On distingue deux catégories de microcrédit : le microcrédit personnel et le microcrédit professionnel.

Le microcrédit personnel

Sa vocation première est de soutenir l’employabilité de ses bénéficiaires et de favoriser leur réinsertion professionnelle. La loi sur le crédit à la consommation de 2010 stipule que le microcrédit personnel permet de prêter à des personnes non prises en charge par le système bancaire classique, afin de les aider à financer un projet personnel.

Principales conditions : les montants de ces prêts s’établissent dans une fourchette allant de 300 à 3 000 euros avec un taux d’intérêt fixe. Leur durée maximale est de trois ans. Le bénéficiaire reçoit également un accompagnement dans le suivi de son projet et de son budget.

Le microcrédit professionnel

Développé par l’ADIE en 1992, sa principale vocation est de financer des artisans ou des entrepreneurs pour les aider à créer, racheter ou renforcer leur structure. Ces microcrédits professionnels peuvent même parfois bénéficier de la garantie apportée par le Fonds de cohésion sociale.

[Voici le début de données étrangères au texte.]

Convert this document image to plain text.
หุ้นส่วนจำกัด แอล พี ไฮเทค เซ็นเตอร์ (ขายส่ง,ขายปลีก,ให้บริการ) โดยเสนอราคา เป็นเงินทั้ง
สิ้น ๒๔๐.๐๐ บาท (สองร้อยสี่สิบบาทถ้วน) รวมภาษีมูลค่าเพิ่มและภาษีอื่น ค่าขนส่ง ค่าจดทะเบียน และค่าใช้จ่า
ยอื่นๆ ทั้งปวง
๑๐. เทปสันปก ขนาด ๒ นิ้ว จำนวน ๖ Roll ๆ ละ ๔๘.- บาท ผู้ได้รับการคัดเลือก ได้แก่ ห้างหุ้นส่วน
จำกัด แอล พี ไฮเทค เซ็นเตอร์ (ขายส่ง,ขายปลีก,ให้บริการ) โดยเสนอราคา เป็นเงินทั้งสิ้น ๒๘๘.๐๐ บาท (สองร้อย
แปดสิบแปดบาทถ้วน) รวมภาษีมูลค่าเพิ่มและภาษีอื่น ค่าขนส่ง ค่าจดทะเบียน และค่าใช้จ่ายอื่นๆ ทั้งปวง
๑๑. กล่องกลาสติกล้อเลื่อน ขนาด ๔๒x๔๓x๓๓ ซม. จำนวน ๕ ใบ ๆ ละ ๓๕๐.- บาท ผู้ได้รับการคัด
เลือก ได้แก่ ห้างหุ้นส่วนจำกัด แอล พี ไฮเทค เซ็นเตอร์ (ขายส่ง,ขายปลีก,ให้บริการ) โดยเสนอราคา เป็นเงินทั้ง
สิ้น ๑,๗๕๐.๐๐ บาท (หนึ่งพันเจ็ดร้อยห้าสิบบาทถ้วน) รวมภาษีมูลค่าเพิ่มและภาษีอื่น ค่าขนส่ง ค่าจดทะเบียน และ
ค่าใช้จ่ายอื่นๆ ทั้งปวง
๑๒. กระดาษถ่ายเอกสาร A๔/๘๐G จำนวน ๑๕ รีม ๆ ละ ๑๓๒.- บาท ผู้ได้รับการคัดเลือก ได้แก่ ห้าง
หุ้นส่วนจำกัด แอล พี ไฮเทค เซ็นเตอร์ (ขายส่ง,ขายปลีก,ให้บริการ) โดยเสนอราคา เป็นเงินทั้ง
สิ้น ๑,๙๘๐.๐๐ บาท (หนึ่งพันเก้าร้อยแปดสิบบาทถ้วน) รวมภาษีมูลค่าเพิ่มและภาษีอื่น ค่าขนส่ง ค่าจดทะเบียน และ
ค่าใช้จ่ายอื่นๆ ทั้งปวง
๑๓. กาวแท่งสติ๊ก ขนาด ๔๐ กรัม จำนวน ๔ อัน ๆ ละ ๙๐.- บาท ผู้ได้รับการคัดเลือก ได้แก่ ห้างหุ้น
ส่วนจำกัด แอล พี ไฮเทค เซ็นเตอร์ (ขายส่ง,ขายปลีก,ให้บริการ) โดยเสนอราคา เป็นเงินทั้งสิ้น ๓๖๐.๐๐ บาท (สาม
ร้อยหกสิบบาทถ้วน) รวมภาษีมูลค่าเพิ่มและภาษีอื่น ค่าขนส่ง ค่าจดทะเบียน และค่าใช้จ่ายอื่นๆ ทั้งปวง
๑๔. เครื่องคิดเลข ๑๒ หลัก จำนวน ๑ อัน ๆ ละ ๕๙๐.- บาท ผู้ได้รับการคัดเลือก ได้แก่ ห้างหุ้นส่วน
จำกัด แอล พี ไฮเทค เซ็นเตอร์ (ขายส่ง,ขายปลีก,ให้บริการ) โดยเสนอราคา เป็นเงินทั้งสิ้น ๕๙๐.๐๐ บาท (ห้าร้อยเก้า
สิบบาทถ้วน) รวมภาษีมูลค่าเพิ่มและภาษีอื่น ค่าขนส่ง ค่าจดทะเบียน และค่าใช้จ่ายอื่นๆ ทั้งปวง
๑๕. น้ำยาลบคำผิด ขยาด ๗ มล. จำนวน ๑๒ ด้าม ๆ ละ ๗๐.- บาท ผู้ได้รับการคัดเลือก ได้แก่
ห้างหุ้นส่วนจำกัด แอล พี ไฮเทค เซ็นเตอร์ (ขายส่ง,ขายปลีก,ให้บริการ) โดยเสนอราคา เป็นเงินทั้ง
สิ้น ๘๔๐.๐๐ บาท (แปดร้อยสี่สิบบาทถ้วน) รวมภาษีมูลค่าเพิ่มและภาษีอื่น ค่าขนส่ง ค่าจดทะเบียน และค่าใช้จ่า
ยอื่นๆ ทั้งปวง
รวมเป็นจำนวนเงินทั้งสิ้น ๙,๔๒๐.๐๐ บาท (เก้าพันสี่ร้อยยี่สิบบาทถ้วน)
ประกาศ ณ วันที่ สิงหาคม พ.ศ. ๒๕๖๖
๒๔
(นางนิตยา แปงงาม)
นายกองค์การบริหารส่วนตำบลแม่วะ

Ce dernier, créé en 2005, est géré par la Caisse des Dépôts et Consignations afin d’apporter une garantie aux prêts réalisés dans le cadre du microcrédit et sécuriser ainsi les organismes prêteurs. Enfin, certains établissements bancaires sont également agréés par le Fonds de cohésion sociale et habilités à participer aux opérations de microcrédit.

Le micro-crédit permet aujourd'hui de financer plus de 30 000 entreprises chaque année dans notre pays ! Les statistiques montrent que près de 75 % des entreprises qui y ont recours sont encore en activité trois ans plus tard. En plus de ces dispositifs, certaines plateformes collaboratives en ligne, telles que Babyloan, proposent de financer des microprojets grâce à des dons.